No literal Adam means no literal Fall. No literal Fall means no need for a literal cross. And no literal cross means no literal resurrection.
But Collins isn’t concerned with that. His goal isn’t to defend the faith once delivered to the saints—it’s to curate a religion palatable to the sensibilities of the “enlightened” unbeliever. These pews aren’t filled with disciples being conformed to Christ. They’re filled with spiritual tourists being confirmed in their unbelief, nodding along as they’re told the Bible is deep and beautiful but, conveniently, not binding in the places where it would most offend their evolutionary dogma.

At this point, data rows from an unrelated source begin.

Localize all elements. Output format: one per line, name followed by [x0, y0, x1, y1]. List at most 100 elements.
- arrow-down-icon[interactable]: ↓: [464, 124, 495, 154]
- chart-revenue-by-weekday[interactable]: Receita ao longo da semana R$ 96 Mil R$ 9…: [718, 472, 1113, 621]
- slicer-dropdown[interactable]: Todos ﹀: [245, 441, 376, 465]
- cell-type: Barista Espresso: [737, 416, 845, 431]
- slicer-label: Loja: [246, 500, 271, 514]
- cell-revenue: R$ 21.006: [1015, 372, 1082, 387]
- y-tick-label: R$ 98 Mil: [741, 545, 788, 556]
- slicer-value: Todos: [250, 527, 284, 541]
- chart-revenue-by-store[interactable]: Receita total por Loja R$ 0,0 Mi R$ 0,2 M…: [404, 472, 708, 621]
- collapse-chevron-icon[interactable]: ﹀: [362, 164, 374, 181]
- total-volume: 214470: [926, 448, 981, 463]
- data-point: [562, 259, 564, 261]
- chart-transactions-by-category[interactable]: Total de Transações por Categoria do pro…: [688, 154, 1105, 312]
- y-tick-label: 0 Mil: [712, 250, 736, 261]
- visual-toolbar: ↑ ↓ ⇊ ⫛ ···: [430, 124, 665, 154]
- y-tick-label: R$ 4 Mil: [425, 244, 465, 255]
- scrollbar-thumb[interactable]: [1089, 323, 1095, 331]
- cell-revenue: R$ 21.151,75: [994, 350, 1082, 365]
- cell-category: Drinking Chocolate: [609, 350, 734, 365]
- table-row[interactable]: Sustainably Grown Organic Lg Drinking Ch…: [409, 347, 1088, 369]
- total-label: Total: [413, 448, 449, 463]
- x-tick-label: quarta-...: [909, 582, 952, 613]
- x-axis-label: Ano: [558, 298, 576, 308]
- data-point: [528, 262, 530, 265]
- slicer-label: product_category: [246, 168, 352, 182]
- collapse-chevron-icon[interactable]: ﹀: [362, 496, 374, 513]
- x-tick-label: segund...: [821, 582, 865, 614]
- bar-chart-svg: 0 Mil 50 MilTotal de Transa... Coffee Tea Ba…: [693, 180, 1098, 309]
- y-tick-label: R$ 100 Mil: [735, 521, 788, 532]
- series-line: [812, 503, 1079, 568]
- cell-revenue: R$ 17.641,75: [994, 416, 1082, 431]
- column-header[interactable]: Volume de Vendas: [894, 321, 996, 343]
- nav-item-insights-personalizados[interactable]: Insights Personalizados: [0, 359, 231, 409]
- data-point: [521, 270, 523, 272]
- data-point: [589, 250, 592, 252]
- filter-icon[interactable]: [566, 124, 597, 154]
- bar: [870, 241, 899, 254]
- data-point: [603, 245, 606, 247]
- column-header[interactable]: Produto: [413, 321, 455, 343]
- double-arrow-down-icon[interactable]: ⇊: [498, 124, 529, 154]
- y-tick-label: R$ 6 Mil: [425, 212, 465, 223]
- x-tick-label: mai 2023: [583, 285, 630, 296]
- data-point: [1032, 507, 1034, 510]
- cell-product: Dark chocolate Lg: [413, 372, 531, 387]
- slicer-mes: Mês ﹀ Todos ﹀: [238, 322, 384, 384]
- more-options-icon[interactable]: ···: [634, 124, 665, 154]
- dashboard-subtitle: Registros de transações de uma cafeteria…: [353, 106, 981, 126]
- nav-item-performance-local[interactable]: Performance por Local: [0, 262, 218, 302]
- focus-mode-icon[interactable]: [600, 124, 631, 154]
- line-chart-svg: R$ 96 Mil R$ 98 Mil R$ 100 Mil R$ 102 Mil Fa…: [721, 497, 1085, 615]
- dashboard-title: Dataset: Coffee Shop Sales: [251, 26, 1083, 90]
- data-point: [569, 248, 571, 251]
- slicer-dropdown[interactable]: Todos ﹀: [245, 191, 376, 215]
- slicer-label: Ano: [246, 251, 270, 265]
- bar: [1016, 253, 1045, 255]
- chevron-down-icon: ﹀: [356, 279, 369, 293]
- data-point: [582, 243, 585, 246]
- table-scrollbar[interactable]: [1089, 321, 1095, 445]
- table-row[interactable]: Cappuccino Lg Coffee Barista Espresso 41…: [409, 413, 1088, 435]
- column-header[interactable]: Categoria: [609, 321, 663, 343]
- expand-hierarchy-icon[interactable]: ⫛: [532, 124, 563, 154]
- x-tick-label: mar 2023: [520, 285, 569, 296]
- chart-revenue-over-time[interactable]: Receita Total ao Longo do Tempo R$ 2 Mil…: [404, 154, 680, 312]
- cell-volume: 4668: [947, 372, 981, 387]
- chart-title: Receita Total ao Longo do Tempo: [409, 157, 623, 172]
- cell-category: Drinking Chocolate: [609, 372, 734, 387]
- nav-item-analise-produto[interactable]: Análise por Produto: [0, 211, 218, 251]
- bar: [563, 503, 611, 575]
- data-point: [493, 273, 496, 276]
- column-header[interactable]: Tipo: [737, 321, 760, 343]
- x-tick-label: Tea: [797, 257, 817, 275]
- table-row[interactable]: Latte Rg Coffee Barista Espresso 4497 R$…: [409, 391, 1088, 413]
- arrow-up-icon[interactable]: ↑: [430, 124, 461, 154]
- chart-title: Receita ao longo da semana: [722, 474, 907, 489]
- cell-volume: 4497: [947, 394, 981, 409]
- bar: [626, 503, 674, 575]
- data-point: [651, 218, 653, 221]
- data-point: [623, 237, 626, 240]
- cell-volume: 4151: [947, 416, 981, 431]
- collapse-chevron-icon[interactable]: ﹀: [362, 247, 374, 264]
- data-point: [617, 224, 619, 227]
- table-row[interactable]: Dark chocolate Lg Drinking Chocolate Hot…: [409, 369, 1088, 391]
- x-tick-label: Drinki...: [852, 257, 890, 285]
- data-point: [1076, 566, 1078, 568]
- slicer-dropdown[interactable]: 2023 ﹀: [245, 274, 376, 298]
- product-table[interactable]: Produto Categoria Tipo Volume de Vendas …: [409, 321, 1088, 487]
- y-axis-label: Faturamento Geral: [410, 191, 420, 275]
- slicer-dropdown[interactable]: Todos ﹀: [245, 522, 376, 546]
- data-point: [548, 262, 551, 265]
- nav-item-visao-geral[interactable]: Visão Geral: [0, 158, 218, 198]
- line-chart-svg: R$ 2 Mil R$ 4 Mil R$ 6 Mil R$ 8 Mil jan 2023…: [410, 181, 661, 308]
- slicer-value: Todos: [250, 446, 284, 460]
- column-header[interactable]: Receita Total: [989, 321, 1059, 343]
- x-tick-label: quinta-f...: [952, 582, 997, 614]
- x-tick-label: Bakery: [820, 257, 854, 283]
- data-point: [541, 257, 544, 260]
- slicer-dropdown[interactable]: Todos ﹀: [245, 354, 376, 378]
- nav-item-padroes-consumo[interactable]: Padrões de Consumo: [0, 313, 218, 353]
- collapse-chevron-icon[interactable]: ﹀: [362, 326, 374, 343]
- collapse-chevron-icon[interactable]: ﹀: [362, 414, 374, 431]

This is not a shepherd feeding sheep or a preacher contending for the faith. It’s a showman entertaining goats, a docent leading a tour through a museum of biblical relics, explaining which ones are safe to admire without actually believing. And like so many Evangelical pulpits, it’s one more brick in the road away from biblical Christianity and toward a toothless, man-made religion that will not save a single soul.
First Baptist Huntsville doesn’t have a pastor in Travis Collins—it has a polished blasphemer with a microphone, catechizing a congregation into a worldview that leaves Genesis in the recycling bin and truth in the grave.